As the years pass by, we have a tendency to forget those individuals and their achievements that helped shape our future. In a few of my past newspaper columns I displayed my interest in WWII aircraft and their pilots. My interest gravitated around the Curtis Wright P40 fighter and the Flying Tiger (AVG) squadron. Most of us recognize the name "Flying Tiger" which was founded by General Clair Lee Chennault. This American Volunteer Group (AVG) flew the Curtis Wright P40 Tomahawk fighter in Asia before WWII. On July 4, 1942 the 14th Aero Squadron and the Flying Tigers became part of the Army Air Force.
Retired Air Force pilot Vern Black, owner of Jones Store on Beasore Road above Bass Lake, flew with General Clair Lee Chennault's "Flying Tigers" after July 04, 1942. He flew one of the P40 Warhawk aircraft with the shark teeth painted on the cowing of his aircraft.
He joined the service just after war was declared on Dec. 7, 1941. After basic training he was sent to England and trained with the Army Air Force and the Royal Air Force. He flew the British Mark 1 Super Marine Spitfire and the twin engine B35 De Havilland Mosquito Fighters. But his favorite aircraft was the twin engine P38 Lockheed Lighting which he flew on reconnaissance missions in the European and Asian Theaters.
Black, 91, was sent to Asia and joined the Flying Tigers 14th Aero Squadron. Although his orders were flying reconnaissance missions in the P38 Lockheed Lighting, he always looked forward to sitting cockpit of the single engine Curtis Wright P40. He stated that the P40 was a light and nimble aircraft which was very responsive at elevations below 20,000 feet. Once the aircraft was mastered it became a useful aircraft in combat.
It wasn't difficult for Black to prefer the P38 Lockheed Lighting because its performance was superior to all enemy aircraft. Its twin engines and service sealing of 36,000 feet made flying a treat to fly over the Himalaya Mountains. At the lower elevations a pilot had to negotiate the cloud cover, storms and those rugged mountains reaching above 29,000 feet. Flying over Mount Everest which is the tallest mountain in the world at 29,029 feet was also in his flight missions.

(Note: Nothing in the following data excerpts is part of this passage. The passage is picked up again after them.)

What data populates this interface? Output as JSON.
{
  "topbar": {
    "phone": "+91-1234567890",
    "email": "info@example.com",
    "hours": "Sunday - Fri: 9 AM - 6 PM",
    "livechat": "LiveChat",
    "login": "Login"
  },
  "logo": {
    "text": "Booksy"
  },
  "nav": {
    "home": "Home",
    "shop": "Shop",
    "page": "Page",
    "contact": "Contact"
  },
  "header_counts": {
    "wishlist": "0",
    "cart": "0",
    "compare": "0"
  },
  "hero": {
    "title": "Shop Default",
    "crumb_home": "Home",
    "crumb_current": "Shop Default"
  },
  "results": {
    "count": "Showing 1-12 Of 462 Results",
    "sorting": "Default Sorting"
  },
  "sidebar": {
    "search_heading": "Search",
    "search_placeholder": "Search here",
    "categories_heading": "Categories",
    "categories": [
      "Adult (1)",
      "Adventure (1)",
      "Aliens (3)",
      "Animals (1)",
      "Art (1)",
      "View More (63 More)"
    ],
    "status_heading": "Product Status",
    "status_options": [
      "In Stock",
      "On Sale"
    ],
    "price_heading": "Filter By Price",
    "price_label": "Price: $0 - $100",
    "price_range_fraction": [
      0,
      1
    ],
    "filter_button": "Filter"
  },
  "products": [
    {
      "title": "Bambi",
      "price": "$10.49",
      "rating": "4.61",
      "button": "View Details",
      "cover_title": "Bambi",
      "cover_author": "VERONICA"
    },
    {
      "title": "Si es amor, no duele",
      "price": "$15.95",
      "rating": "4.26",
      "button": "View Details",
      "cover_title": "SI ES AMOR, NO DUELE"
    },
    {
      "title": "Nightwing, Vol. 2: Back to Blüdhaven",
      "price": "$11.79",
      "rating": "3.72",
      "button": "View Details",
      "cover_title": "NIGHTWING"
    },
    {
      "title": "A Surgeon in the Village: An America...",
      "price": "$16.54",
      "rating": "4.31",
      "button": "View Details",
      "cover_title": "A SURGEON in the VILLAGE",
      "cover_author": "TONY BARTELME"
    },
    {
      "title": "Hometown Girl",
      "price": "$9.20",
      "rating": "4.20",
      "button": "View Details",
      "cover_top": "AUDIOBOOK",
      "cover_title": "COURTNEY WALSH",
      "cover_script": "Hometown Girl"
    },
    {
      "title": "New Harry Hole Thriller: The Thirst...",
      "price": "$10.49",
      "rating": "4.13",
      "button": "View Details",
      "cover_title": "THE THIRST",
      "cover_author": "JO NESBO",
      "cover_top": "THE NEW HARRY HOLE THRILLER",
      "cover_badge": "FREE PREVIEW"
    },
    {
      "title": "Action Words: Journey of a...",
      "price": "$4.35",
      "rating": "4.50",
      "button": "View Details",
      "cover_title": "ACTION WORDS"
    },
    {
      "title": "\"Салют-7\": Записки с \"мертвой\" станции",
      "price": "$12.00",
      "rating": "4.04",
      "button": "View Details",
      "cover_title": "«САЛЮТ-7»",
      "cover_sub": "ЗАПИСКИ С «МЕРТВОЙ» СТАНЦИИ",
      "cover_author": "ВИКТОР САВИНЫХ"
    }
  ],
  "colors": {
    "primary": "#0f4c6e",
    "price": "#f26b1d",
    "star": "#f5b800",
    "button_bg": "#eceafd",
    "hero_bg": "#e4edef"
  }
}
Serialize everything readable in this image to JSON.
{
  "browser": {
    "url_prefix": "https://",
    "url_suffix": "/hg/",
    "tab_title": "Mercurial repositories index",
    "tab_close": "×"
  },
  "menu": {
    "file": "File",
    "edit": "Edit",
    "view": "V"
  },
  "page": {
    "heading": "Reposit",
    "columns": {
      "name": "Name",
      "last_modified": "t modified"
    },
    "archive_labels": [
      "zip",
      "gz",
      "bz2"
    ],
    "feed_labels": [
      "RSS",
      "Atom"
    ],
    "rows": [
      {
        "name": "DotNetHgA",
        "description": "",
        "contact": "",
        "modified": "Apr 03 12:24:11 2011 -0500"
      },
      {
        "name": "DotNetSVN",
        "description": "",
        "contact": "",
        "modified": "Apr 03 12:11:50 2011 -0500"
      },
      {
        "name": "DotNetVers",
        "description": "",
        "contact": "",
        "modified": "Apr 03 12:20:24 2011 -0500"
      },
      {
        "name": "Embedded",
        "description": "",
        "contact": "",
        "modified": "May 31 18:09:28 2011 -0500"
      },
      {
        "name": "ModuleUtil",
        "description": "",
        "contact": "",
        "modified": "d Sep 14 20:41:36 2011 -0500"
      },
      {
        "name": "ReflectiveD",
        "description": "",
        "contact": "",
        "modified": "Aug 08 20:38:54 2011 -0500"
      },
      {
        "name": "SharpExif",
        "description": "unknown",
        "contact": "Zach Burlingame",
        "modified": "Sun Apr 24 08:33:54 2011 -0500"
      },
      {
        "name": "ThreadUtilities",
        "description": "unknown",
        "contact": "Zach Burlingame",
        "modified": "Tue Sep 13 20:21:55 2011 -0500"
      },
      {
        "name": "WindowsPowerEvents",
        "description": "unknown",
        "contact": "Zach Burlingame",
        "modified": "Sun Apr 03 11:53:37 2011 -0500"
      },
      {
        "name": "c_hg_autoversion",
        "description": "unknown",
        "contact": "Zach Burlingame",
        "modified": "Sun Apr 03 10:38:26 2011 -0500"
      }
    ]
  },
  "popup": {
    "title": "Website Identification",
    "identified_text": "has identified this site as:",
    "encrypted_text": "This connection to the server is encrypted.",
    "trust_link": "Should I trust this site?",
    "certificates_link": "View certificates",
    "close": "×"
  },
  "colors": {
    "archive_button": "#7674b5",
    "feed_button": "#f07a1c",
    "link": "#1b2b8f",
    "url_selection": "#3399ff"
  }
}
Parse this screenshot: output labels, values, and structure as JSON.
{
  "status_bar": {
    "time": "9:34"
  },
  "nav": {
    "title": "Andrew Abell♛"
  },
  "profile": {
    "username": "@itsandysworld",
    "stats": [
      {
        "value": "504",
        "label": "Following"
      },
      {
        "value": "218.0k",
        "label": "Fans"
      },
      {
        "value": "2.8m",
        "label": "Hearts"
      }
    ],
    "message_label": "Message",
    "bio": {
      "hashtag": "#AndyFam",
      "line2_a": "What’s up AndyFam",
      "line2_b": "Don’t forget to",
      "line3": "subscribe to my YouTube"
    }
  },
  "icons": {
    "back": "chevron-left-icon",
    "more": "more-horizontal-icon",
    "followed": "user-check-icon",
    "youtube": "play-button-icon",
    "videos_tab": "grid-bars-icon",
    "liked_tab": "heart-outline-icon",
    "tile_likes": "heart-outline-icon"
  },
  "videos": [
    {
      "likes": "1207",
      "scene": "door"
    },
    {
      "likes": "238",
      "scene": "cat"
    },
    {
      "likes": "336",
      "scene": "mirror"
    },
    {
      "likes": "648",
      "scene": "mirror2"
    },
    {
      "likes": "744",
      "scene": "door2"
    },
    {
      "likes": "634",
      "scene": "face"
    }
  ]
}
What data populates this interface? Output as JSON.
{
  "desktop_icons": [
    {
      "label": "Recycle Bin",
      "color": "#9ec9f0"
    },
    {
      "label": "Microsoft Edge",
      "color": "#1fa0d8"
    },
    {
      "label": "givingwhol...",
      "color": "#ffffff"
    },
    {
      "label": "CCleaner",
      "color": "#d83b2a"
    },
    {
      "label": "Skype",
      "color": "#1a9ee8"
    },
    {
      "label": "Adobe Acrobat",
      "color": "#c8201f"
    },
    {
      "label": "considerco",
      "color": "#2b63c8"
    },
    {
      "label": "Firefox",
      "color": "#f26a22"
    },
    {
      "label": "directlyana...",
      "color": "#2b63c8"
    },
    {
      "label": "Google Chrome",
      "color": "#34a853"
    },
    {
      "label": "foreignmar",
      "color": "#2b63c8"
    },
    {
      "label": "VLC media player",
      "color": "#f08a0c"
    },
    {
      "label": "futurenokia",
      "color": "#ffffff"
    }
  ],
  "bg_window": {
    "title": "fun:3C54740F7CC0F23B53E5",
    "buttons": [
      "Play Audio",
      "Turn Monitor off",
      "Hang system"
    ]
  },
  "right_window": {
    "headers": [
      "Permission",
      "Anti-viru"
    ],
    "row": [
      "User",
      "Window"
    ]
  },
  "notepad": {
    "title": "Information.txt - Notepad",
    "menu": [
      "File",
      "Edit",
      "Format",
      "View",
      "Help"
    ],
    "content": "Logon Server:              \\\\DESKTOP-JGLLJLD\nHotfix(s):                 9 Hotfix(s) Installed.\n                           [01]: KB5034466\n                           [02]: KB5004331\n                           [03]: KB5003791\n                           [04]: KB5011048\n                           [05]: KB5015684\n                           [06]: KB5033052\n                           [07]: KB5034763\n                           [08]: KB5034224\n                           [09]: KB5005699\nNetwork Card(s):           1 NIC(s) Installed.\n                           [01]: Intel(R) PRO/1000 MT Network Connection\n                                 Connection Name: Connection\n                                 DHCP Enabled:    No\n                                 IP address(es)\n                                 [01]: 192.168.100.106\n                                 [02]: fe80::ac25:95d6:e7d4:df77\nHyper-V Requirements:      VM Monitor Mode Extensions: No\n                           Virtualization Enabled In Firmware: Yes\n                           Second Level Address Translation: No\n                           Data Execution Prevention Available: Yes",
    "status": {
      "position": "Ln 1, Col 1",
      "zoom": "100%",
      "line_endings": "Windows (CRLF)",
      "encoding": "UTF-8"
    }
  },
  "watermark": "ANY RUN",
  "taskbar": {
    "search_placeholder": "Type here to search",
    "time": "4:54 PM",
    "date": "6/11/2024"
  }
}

During his Asian tour on one reconnaissance mission while flying a P38 aircraft, one of his engines was hit by anti-aircraft fire and stalled. He flew the aircraft over 400 miles on one engine before landing safely at his base in Kwaelin.
At six-foot-3, it was somewhat difficult for Black to sit in the cockpit of most fighter aircraft, with his head rub rubbing the top of the canapé. To rectify the problem, he replaced his American parachute with an adapted British parachute mounted on his back that had him sitting three inches lower in the cockpit.
After the war he was stationed in the states until his honorable discharge on May 15, 1948.
On May 16, 1948, one day after his honorable discharge he started his 32 plus year career with the California Highway Patrol. His badge was No. 83. He advanced to the position of State Field Commissioner before his retirement.
Black started operating the Jones Store during the summer season of 1980. Today he is still actively in charge of its operations. The Jones Store was previously owned by his mother, Helda Jones one of the original pioneers of Madera County.
The Jones Store is closed for the winter season. Normally the winter snow fall can reach 24 feet at Beasore Meadows. When Beasore Road opens next spring, make the drive to Jones Store and give your taste buds a treat by experiencing his wife's famous home-made pies. If you're lucky maybe Vern will share one of his personal historic WWII flight stories.